Les travaux et les jours 9 (extraits) - La fille (par Ivanne Rialland)
Devant l’ordinateur familial, elle s’amuse, par la grâce de Google Street View, à se couler dans les rues de sa ville qui, au fil de sa progression saccadée le long de chaussées ensoleillées et désertes, prend les allures étranges, presque inquiétantes, d’un décor de jeu vidéo. Dans les silhouettes fugitives capturées par la Google car, il lui semble parfois reconnaître un être familier. Certaines adresses, certains morceaux de rue sombrent dans l’inconnaissable, le logiciel montrant obstinément, à la place de telle boutique, de tel immeuble, l’entrée d’un parking souterrain ou une façade aveugle, comme si ce point de l’espace avait été effacé, avalé, ou – pour l’entrée du parking – remplacé par cette sorte de portail illusoire vers un autre monde, appel toujours frustré à aller en-dessous, derrière ces images en trompe-l’œil.
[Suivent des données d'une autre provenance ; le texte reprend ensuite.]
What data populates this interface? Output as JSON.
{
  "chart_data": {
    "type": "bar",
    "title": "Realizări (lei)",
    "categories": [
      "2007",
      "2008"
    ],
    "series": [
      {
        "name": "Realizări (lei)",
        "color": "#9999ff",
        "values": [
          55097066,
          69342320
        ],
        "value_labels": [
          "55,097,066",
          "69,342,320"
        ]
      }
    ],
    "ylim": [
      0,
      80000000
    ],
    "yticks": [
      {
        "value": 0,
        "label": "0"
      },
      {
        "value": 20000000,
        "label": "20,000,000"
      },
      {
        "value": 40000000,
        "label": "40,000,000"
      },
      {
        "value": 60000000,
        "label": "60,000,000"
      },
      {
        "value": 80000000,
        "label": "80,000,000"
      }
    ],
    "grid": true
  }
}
Pourtant, devant la maison d’une amie, elle ne peut s’empêcher d’attendre l’apparition de son visage, là-haut, entre les rideaux bleus de sa chambre, avec un vague sentiment d’effroi à l’idée, de croiser, à travers l’écran, son regard.
La mère
Dans les jours gris de novembre, elle fait pousser dans un vieux pot de terre cuite deux grains de blés, un pied de bleuet, comme si le vent des plaines pouvaient froisser leurs feuilles dans cette cuisine modeste d’une banlieue bourgeoise.
Le fils
Premier jour de CP. Il découvre l’étrangeté d’une chaise accrochée à sa table. Il tâte le tube de fer, se glisse sur l’assise étroite et dure. Ses jambes se balancent assez agréablement, sans l’entrave des quatre pieds. Il s’immobilise, écoute, désireux de bien faire. Il prend son tube de colle pour coller la feuille donnée par la maîtresse dans son cahier tout neuf, et là, il est soudain envahi d’une sorte de malaise, comme d’un déséquilibre dans tout son corps. Sa jambe droite est enroulée entour du pied métallique de la chaise, mais la gauche s’agite en vain à la recherche du pied absent. Il heurte la jambe de son voisin, qui se plaint, il s’agite, désenroule sa jambe droite, se lève à moitié. La maîtresse lui dit de s’asseoir. Il s’assoit. Il reprend son tube de colle. Ses jambes oscillent dans le vide. Refusant de se laisser distraire, il plante ses coudes sur la table, enduit résolument la feuille de colle. Il glisse insensiblement jusqu’au bord de la chaise. Ses pieds se posent par terre, et il est, à nouveau, à moitié debout. La maîtresse fronce les sourcils. Il cale mieux ses fesses sur sa chaise et regarde, perplexe, ses jambes qu’il ne peut plus arrimer, entre deux récréations, aux pieds de cette chaise devenue suspendue, flottante. Il lève les yeux vers la maîtresse, désemparé, tandis que la colle sèche doucement sur le verso de la feuille.
Eux
Ils scrutent les visages, les maisons, sur leurs photographies de famille et celles des autres, dans les albums anciens, avec l’intense curiosité de ces vies fermées qui affleurent, là, dans les yeux, des fenêtres, des devantures de boutiques, offertes et opaques, comme on voit défiler une ville étrangère à travers les vitres d’un bus filant dans la lumière du soir, comme on n’ose pas regarder les gens, comme on glisse des yeux coupables par l’ouverture d’une porte cochère où se laissent entrevoir des pavés, un palmier en pot, un vélo bleu attaché aux barreaux d’un soupirail.